このICの面白い特徴として、本来使用しているピンは左側の9ピンのみで、ほかのピンはすべて放熱に利用されているという事です。
ちなみに放熱ピンなのですが、GNDと書いてあるのでGNDと接続している人と、ループになるからと離している人がいました。金属ケースによる放熱や大型の放熱板を利用する場合は、長距離のGNDループとなるため離した方がいいと思いますが、小型の放熱板をICに乗せたり、はんだパターンや基板裏に銅板などをつける場合は正直どっちでもいいと思います。
部品選定
ICはいいとして、1μFのコンデンサは電源部に取り付けるコンデンサ(C6)は電解。あとの2つはフィルムコンデンサを利用しました。

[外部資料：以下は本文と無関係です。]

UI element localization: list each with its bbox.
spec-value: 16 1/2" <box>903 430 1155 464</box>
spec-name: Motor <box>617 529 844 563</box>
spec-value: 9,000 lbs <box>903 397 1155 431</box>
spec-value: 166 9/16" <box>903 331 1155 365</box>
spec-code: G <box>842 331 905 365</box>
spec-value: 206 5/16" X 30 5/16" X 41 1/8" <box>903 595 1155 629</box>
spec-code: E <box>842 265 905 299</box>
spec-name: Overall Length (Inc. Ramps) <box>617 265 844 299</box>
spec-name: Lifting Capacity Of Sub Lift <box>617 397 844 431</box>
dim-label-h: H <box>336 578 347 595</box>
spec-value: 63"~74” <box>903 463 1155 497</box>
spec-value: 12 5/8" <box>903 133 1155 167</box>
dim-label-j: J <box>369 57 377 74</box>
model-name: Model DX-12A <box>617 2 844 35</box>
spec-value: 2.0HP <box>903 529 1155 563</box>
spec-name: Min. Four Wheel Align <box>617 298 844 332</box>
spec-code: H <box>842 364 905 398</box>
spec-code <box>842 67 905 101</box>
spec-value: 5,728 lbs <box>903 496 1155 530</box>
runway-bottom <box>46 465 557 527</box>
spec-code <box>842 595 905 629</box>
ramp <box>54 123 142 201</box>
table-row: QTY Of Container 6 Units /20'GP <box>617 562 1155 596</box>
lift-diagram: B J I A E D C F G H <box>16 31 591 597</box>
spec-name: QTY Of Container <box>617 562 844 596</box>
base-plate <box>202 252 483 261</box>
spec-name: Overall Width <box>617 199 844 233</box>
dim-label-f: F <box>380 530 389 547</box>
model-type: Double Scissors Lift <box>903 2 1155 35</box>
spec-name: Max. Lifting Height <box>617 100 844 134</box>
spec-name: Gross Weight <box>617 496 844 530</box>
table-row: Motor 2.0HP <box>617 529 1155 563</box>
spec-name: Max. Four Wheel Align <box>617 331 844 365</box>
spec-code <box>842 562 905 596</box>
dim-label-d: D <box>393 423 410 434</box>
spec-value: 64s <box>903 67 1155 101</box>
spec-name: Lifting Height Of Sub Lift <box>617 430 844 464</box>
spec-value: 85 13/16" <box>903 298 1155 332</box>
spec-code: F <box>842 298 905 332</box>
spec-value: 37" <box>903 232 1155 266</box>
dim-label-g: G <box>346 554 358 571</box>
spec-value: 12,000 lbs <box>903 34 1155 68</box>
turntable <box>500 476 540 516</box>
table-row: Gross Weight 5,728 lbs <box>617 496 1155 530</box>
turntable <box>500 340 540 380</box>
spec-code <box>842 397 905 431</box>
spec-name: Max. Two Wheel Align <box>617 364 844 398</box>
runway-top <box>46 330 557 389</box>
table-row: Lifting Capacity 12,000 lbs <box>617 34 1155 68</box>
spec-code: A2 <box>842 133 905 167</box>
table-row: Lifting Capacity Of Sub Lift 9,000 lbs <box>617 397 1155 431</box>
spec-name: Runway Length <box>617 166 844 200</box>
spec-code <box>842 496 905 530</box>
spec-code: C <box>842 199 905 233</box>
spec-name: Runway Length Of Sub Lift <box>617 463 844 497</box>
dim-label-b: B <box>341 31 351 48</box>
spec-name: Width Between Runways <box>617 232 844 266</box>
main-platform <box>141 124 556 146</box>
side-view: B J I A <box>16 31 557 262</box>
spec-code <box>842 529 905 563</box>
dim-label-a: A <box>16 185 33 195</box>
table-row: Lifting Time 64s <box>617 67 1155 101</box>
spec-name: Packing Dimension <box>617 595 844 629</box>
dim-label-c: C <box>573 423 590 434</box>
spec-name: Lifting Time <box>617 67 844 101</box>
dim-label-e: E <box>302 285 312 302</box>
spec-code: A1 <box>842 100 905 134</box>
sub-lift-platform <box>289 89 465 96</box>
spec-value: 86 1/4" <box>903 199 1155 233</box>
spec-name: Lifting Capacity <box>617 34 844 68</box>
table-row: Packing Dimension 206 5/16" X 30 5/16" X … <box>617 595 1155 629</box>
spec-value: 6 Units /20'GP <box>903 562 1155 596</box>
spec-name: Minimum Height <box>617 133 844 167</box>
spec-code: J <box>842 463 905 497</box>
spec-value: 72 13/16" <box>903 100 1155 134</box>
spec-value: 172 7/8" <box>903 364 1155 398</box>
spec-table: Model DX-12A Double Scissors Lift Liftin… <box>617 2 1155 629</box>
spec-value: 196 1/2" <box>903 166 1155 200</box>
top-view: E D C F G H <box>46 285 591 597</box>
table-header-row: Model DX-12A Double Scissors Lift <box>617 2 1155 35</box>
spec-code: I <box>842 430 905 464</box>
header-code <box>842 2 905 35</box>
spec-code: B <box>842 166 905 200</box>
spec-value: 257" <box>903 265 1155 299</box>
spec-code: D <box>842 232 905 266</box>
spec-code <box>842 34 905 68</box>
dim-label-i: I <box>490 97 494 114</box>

2.2μFのコンデンサは無極性コンデンサを使いましたが普通に有極性でいいです。
電解コンデンサである必要はあるみたいですが。
470μFのコンデンサは出力カップリングなのでそれなりの電解コンデンサが必要でしょう。
手に入る限り高音質型のものを使いましょう。
10kの抵抗が一本ありますが。
これは特に音質にかかわるものでも大電流が必要なものでもなく。適当に安いものやあまりものでいいと思います。(私は前回のヘッドフォンアンプに使った12kを使いました)
部品リスト
合計 | 1067 | |||||
部品 | 型番 | 購入店 | 単価 | 個数 | 税 | 計 |
片面ガラス・薄型ユニバーサル基板Cタイプ(72x48mm)めっき仕上げ(日本製) | P-04718 | 秋月電子 | 60 | 1 | 込 | 60 |
ステレオ、中出力、Class-AB オーディオ・アンプ | TPA1517NE(L) | マルツ | 372 | 1 | 抜 | 402 |
電解コンデンサー(オーディオ用標準品)25V 470μF | UKW1E471MPD | マルツ | 135 | 2 | 抜 | 291.6 |
積層メタライズムフィルムコンデンサー63V 1μF | PCMT36771105 | マルツ | 110 | 2 | 抜 | 238 |
電解コンデンサー 50V 1μF | KMG50VB1M | マルツ | 20 | 1 | 抜 | 21.6 |
両極性アルミ電解コンデンサー 50V 2.2μF | 50BP2R2 | マルツ | 41 | 1 | 抜 | 44 |
抵抗 1/4W 10kΩ | 任意 | 任意 | 任意 | 1 | - | 10 |
秋月の基板はこの前ヘッドフォンアンプを作った時に予備として買っていたもののあまりです。
部品一覧。
出来れば全部オーディオ用で。可能な限りいいやつを使いましょう。
今回はそこまで高級なものを選んでもあれなのでまぁそこそこのものに。
動作確認
ブレッドボードで動作確認。この時点でなかなか音がいいです。
基板設計
今回利用する基盤はこのサイズ。
20ピンICとコンデンサが6個程度で完成するので、コンデンサの耐圧や容量を吟味すればこれくらいの基板に十分収まります。
仮で部品を置いて設計。
今回、もともとオペアンプを前段に置こうとしていたのですが。カレントミラーが吹っ飛んだのでとりやめとしました。
というわけで最終的に完成した基盤がこれ。
縦置きでは窮屈だったのと、オペアンプを使わない回路に変更したのでこうなりました。
裏面。放熱ははんだを盛ってみましたがこれで一応死なない程度には放熱してるみたいですが、やっぱりヒートシンクを乗せた方がよいと思います。
完成
配線を取り付けて完成。
大きなスピーカーにつないで鳴らしている様子。
結構いい音でなります。
組み立て
この後作った電子ボリュームと合わせて完成させます。
電子ボリュームについて
次の記事で作成した電子ボリューム基板をこのアンプに組み込んで完成させたいと思います。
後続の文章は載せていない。